El radicalismo insiste con el fracaso
La pérdida del poder provincial acentuó la propensión antidemocrática de los principales popes del radicalismo; Castillo y Brizuela del Moral se aseguran conchabos para un grupo de amigos, pero también tiene asegurado el fracaso.
Otra vez, ahora más que nunca parece ser la idea, se ha privilegiado la “mesa chica” en el radicalismo de Oscar Castillo y Eduardo Brizuela del Moral, lo que significa que se priva a sus militantes de la posibilidad de elegir los mejores candidatos para octubre.
Insiste el radicalismo local en la falta de democracia interna, lo que según esta medido, hace que los resultados electorales empeoren, porque los candidatos que surgen en esas condiciones no gozan de crédito social alguno, más bien son rechazadas.
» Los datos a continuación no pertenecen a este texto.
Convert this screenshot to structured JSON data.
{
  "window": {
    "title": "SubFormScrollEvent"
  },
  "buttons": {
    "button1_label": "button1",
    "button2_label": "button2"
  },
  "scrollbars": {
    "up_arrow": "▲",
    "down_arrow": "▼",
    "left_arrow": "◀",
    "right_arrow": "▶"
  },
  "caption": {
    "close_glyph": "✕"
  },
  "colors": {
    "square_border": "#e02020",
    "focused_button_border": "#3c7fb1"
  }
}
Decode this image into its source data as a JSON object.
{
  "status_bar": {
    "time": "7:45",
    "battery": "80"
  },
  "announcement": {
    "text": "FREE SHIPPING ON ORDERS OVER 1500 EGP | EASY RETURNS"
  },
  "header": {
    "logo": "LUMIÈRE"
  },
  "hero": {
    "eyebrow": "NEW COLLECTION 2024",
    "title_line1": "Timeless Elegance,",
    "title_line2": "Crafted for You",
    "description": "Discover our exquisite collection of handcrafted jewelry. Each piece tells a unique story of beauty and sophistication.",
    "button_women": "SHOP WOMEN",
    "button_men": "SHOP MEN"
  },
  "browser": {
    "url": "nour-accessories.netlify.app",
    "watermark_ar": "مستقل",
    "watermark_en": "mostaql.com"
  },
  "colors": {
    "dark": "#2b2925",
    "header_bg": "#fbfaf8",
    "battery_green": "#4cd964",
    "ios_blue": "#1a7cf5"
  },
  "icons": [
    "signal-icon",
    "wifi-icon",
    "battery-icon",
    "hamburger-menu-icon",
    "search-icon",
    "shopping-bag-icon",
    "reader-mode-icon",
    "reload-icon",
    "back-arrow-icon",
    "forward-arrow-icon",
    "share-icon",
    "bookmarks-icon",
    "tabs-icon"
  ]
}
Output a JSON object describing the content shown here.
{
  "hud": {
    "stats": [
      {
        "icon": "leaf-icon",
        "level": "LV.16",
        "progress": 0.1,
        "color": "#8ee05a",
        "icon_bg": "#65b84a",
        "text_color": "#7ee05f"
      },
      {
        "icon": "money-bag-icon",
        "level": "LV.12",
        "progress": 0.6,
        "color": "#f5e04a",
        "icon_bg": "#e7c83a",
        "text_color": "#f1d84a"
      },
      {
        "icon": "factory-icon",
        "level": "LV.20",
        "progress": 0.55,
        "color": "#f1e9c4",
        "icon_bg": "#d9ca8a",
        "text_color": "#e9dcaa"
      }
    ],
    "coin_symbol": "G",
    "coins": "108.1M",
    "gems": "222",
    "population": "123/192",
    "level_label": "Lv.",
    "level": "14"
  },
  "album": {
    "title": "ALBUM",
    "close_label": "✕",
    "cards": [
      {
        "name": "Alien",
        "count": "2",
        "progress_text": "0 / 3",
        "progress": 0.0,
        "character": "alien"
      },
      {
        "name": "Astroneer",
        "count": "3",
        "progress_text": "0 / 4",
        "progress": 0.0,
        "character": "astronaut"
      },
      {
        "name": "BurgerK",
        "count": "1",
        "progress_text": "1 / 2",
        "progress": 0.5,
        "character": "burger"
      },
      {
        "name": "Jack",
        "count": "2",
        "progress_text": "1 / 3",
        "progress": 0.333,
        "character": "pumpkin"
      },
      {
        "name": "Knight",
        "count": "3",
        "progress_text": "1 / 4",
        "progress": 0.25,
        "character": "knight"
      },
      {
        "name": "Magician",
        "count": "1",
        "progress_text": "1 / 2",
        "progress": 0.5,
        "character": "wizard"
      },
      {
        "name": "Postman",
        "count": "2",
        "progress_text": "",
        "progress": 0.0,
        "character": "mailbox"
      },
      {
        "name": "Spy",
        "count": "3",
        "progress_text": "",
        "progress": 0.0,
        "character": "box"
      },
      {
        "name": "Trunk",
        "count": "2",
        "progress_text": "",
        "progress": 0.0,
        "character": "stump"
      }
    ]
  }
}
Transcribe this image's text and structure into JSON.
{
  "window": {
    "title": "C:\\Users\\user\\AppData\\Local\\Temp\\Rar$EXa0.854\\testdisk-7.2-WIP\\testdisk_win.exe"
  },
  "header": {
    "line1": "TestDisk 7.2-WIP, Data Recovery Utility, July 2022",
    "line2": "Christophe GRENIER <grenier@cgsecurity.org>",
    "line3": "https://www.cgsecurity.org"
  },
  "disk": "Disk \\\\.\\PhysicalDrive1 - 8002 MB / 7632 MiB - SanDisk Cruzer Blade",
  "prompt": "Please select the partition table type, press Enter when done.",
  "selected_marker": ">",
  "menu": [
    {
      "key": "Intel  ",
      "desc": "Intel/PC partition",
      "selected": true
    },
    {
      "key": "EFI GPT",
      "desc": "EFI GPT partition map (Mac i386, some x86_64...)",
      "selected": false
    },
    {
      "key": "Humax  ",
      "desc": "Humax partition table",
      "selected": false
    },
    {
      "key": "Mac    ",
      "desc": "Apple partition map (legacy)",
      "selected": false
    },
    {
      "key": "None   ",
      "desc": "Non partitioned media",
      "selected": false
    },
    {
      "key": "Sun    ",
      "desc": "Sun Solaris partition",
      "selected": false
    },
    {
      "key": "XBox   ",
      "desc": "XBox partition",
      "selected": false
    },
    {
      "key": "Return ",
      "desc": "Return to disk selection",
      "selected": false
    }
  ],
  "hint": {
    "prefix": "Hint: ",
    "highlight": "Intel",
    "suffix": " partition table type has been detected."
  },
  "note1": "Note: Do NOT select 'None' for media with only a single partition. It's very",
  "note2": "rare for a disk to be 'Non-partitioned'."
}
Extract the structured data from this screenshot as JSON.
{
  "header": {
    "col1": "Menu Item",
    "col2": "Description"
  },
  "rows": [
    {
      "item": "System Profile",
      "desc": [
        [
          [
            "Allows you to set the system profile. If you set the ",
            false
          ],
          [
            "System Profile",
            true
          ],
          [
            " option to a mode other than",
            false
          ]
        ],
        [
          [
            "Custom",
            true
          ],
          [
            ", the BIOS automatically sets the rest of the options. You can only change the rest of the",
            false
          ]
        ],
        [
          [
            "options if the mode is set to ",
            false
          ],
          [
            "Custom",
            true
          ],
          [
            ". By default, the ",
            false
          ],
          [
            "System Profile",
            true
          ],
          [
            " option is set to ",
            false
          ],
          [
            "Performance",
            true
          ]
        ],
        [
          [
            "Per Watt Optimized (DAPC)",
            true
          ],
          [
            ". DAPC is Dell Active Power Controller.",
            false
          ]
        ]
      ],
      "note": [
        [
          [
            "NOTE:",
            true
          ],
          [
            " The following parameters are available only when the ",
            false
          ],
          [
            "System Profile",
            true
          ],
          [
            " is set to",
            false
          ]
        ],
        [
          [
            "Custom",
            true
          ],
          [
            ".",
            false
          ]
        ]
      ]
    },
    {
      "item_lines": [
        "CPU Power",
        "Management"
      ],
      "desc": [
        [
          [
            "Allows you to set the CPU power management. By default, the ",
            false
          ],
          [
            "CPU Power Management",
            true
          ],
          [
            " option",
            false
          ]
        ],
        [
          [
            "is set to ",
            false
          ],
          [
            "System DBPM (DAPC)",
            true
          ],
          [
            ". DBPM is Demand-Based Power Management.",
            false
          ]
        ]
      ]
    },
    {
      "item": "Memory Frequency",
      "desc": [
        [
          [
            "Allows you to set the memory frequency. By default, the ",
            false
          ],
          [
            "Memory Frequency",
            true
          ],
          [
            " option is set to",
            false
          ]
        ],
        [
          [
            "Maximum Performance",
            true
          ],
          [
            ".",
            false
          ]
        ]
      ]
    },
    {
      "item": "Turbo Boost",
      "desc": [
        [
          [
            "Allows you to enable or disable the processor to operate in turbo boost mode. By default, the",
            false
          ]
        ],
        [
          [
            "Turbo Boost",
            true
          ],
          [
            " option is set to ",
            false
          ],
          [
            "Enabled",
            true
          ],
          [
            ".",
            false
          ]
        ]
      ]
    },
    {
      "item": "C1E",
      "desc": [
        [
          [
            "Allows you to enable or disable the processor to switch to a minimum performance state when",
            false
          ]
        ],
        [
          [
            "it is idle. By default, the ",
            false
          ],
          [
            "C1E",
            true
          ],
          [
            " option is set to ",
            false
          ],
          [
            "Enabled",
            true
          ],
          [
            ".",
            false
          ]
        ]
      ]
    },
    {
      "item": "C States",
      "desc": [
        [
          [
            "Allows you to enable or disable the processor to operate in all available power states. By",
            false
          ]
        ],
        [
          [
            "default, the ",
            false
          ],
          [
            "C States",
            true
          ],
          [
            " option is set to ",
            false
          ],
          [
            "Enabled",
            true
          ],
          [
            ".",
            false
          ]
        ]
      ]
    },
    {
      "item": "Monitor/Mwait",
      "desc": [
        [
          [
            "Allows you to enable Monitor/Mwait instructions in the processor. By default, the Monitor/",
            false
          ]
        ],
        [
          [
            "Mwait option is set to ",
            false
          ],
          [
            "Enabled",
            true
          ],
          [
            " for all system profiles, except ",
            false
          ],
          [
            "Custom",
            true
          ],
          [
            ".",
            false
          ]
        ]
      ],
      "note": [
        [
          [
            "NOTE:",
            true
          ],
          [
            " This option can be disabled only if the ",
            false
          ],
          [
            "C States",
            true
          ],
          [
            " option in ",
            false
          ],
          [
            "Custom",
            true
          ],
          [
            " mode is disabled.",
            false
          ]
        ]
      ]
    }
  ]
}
Primero, por razones de principios constitucionales. Todo partido está llamado al ejercicio de procedimientos democráticos de elección de sus hombres conforme lo establece la Ley Orgánica que los rige. Los partidos políticos son los llamados a hacer posible el funcionamiento del régimen político. Al menos eso se creía hasta que los Castillo y los Brizuela se empecinaron contra la UCR catamarqueña.
Los partidos políticos conforman en un estado democrático el punto de intersección donde convergen todas las fuerzas políticas; todo lo que es de importancia política encuentra su lugar dentro de los partidos y en las relaciones entre ellos. Por ende, la participación democrática es relevante en ellos como reflejo de la sociedad, y la falta de la misma las aparta de la decisión y adhesión popular.
Resulta inexplicable e injustificable, desde esa perspectiva, que Castillo y Brizuela, que tanto se llenan la boca de democracia, le resten al radicalismo el juego lógico de las competencias democráticas. Vergonzoso.